Duo disco pop kraut venu de Suisse alémanique, Klaus Johann Grobe fait depuis sept ans danser en allemand. Könige der tanzfläche.

Ils sont signés sur le label américain Trouble In Mind, ont ouvert pour Moon Duo et The Growlers, et ont joué partout dans le monde jusque dans le décor industriel de la Liverpool Psych Fest. Emmené par Sevi Landolt et Dani Bachmann, le duo suisse Klaus Johann Grobe fait depuis trois albums danser le germanique et se déhancher sur la langue de Goethe. Entre pop électronique, kraut groovy et disco cosmique, le groupe de Zurich n’a pas pris d’assaut les boîtes de nuit, mais il a permis à des lieux de musique plutôt dédiés au rock underground de retrouver leur penchant pour le dancefloor (le tanzfläche). Cet automne, KJG a sorti son troisième disque: Du bist so symmetrisch. « On a passé un an sans donner de concerts et sans vraiment écrire de morceaux, avoue Sevi. On en avait besoin. Ça faisait quatre longues années qu’on arpentait les routes. Après, on s’est réunis pour voir si on était prêts à relancer la machine ou si au contraire il fallait tout arrêter. Et on a commencé à travailler sur un nouveau disque. Ça a été un autre flow dans le travail que de coutume. On a bossé dès le début avec un disque en tête alors qu’avant, on écrivait des chansons et on les rassemblait pour monter un album. Au moment d’entrer en studio, on savait exactement comment il devait sonner. Ce n’est pas très romantique. »
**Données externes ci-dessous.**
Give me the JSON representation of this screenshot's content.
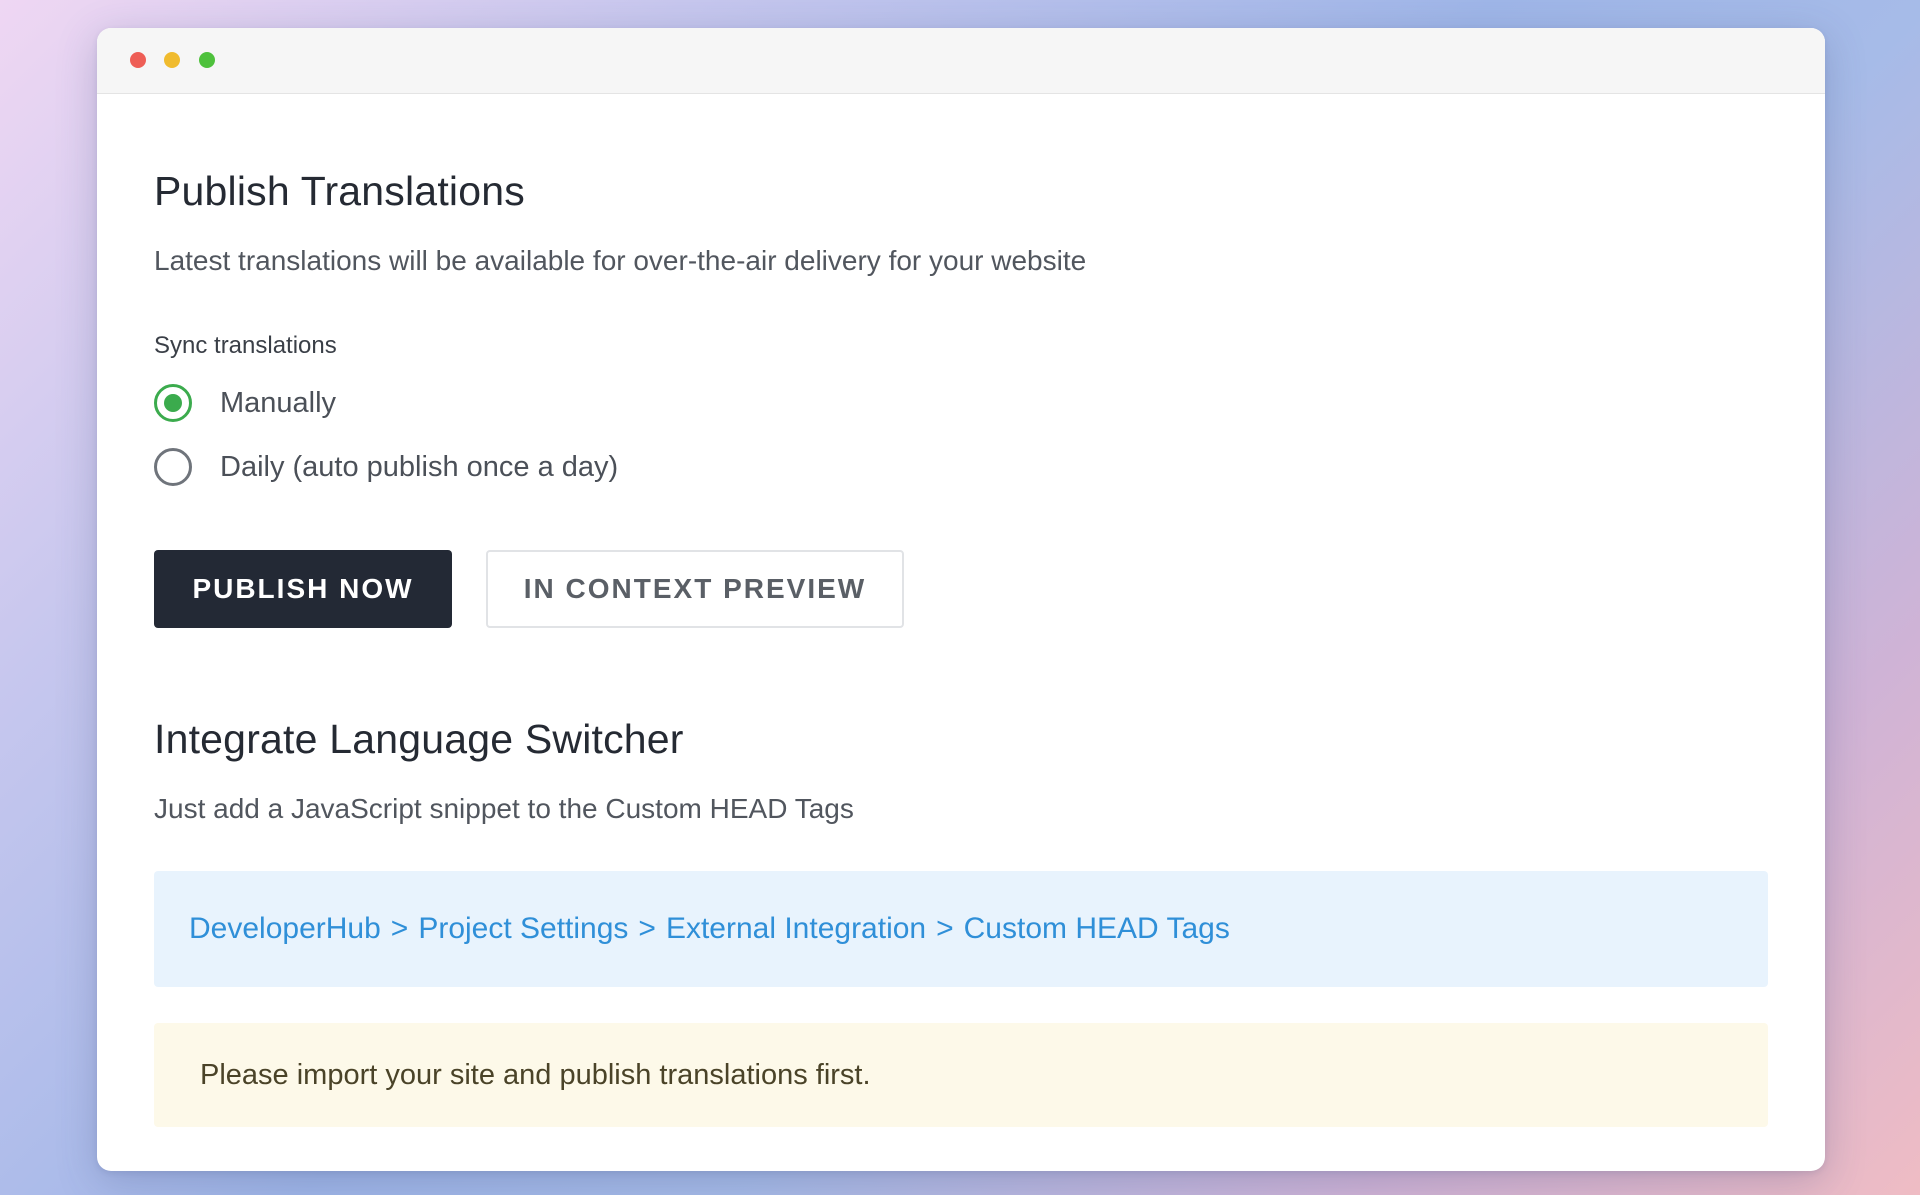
{
  "window": {
    "controls": [
      "close",
      "minimize",
      "zoom"
    ]
  },
  "publish": {
    "title": "Publish Translations",
    "description": "Latest translations will be available for over-the-air delivery for your website",
    "sync_label": "Sync translations",
    "options": [
      {
        "label": "Manually",
        "selected": true
      },
      {
        "label": "Daily (auto publish once a day)",
        "selected": false
      }
    ],
    "publish_button": "PUBLISH NOW",
    "preview_button": "IN CONTEXT PREVIEW"
  },
  "integrate": {
    "title": "Integrate Language Switcher",
    "description": "Just add a JavaScript snippet to the Custom HEAD Tags",
    "path": [
      "DeveloperHub",
      "Project Settings",
      "External Integration",
      "Custom HEAD Tags"
    ],
    "path_separator": ">",
    "notice": "Please import your site and publish translations first."
  },
  "colors": {
    "accent_green": "#3bab4d",
    "primary_button": "#232935",
    "link_blue": "#2f8fd8",
    "info_bg": "#e8f3fd",
    "warning_bg": "#fdf9e9"
  }
}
Rigueur germanique? Sérieux teuton? « L’écriture a été un peu compliquée. Mais pour la première fois, on s’est retrouvés avec assez de matériel pour pouvoir choisir ce qu’on mettrait sur le disque. On a écouté beaucoup de musique pendant ce break et on a voulu utiliser différents instruments. Mais c’est surtout un son qu’on avait à l’esprit. Quelque chose de plus moderne. De sec, d’entraînant, de dansant… Ça s’entend, je pense, dans la basse. Un côté plutôt contemporain. On a fabriqué les chansons autour de ces principes. Il n’y a pas d’orgue sur le disque par exemple. On a décidé en le finissant qu’on voulait d’avantage de synthés analogiques. On l’a appelé notre « album R’n’B ». Ce n’est pas un disque R’n’B bien sûr, mais c’est le genre de production qui nous a influencés. C’est un album plus produit. La relation entre la batterie, la basse et le chanter faux. Nous, on le qualifie de « bouncy ». C’est encore métronomique mais plus autant qu’avant. »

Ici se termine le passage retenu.